En effet, selon saint Ambroise, l’exercice de la miséricorde lui-même est guidé par la foi, et la foi consiste avant tout dans le fait de reconnaître à chaque instant toute la portée de l’Incarnation du Christ, venu pour guérir la pauvreté qui est, après le péché originel, la condition réelle de tout homme. Mais pour Ambroise cette affirmation fondamentale ne peut pas rester purement théorique. Voilà pourquoi il la décline aussitôt dans le quotidien de chaque fidèle : « Mais vous pourriez me dire : "Comme puis-je faire pour être riche de la pauvreté du Christ ?"… L’apôtre a dit : "Le Seigneur Jésus, de riche qu’il était, s’est fait pauvre pour vous enrichir de sa pauvreté". Quelle est donc cette pauvreté qui rend riche ? Réfléchissons et tournons-nous vers ce vénérable sacrement [il se réfère ici à la célébration pascale qui unit le baptême, la confirmation et l’eucharistie] ! Que peut-il exister de plus pur et de plus simple ? On ne lave pas le pécheur dans le sang des boucs ou des béliers : de cette façon, on ne se purifie pas car on lave le corps mais on n’efface pas la faute. Mais, comme il est écrit, "de l’eau jaillira et vous puiserez avec joie aux sources du salut", et "devant vous on apprête un banquet céleste". Quelle merveille, ce calice qui donne l’ivresse ! Voilà quelle est la richesse de la simplicité, et c’est là que demeure la précieuse pauvreté du Christ. Il y a aussi une belle pauvreté dans la façon de vivre, qui a fait dire au Seigneur : "Bienheureux les pauvres en esprit". Nous avons vu aussi dans les psaumes que le Seigneur sauvera les humbles en esprit ».

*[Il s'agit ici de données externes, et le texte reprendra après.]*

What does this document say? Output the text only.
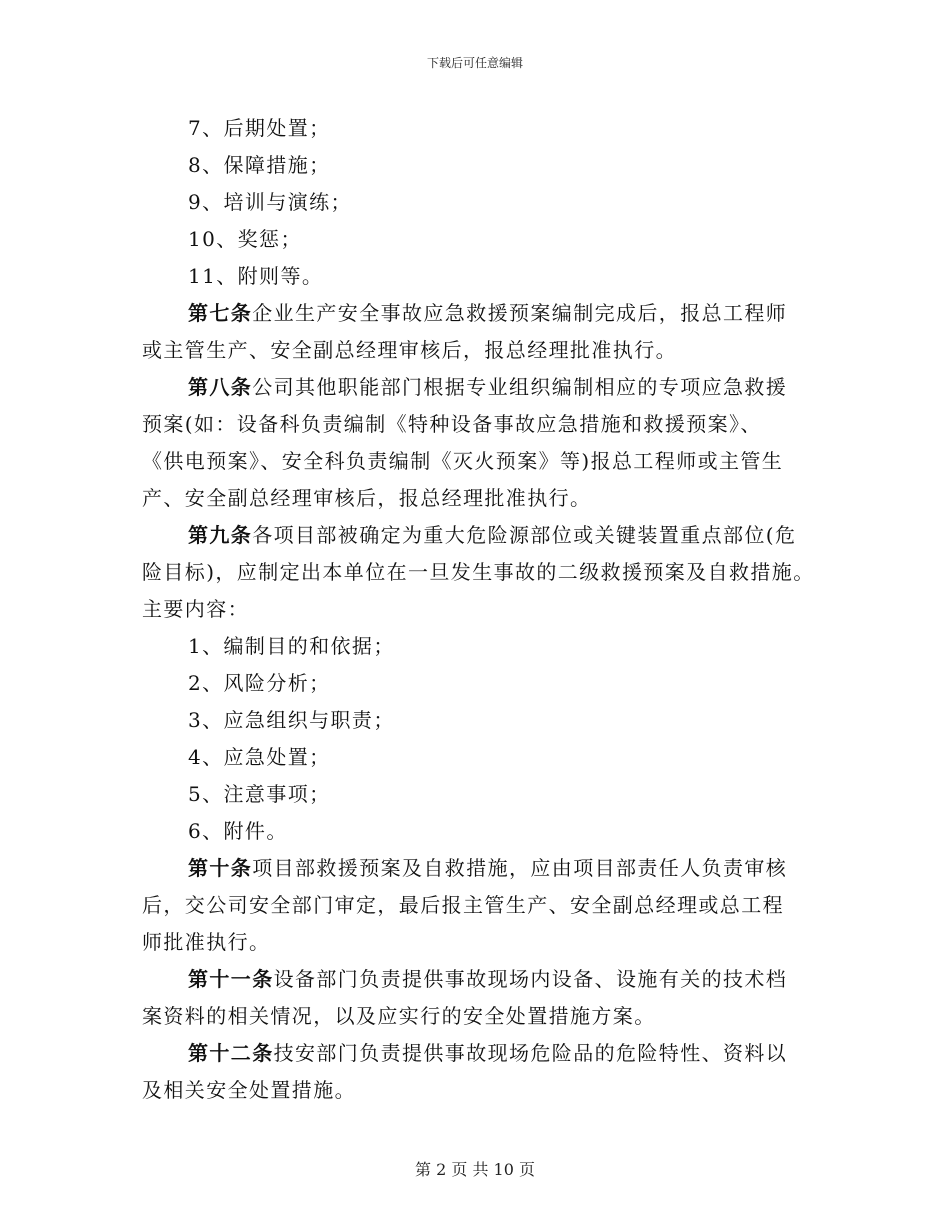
下载后可任意编辑
7、后期处置；
8、保障措施；
9、培训与演练；
10、奖惩；
11、附则等。
第七条企业生产安全事故应急救援预案编制完成后，报总工程师
或主管生产、安全副总经理审核后，报总经理批准执行。
第八条公司其他职能部门根据专业组织编制相应的专项应急救援
预案(如：设备科负责编制《特种设备事故应急措施和救援预案》、
《供电预案》、安全科负责编制《灭火预案》等)报总工程师或主管生
产、安全副总经理审核后，报总经理批准执行。
第九条各项目部被确定为重大危险源部位或关键装置重点部位(危
险目标)，应制定出本单位在一旦发生事故的二级救援预案及自救措施。
主要内容：
1、编制目的和依据；
2、风险分析；
3、应急组织与职责；
4、应急处置；
5、注意事项；
6、附件。
第十条项目部救援预案及自救措施，应由项目部责任人负责审核
后，交公司安全部门审定，最后报主管生产、安全副总经理或总工程
师批准执行。
第十一条设备部门负责提供事故现场内设备、设施有关的技术档
案资料的相关情况，以及应实行的安全处置措施方案。
第十二条技安部门负责提供事故现场危险品的危险特性、资料以
及相关安全处置措施。
第 2 页 共 10 页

Ainsi, la participation quotidienne à la pauvreté du Christ se réalise dans l’Église et à travers les sacrements, dont le but est d’augmenter notre familiarité avec le Christ, de façon à être capable de reconnaître ses traits, aussi bien en nous que dans les pauvres qu’il nous fait rencontrer, grâce auxquels nous pouvons apprendre le sens le plus vrai de la pauvreté, celui des béatitudes, ou de "l’humilité d’esprit". Ainsi, on comprend aussi la splendide expression de saint Jean Chrysostome (IVe siècle), qui met en lumière une correspondance audacieuse mais indéniable entre la présence réelle du Christ dans l’eucharistie et dans les pauvres : « Vous voulez honorer le corps du Christ ? Eh bien ne tolérez pas qu’il soit nu… Celui qui a dit : "Ceci est mon corps", en confirmant de sa parole l’acte qu’il faisait, a dit aussi : "Vous m’avez vu souffrir de la faim et vous ne m’avez pas donné à manger" et : "Quand vous ne l’avez pas fait à l’un des plus petits parmi ceux-ci, vous ne l’avez pas non plus fait à moi"… Quel avantage peut avoir le Christ si sa table est couverte de vases d’or, alors que lui-même meurt de faim dans la personne des pauvres ? ». Une identification que le Christ lui-même a voulue et qui dépasse tout dualisme entre foi et charité, toujours latent, même à notre époque.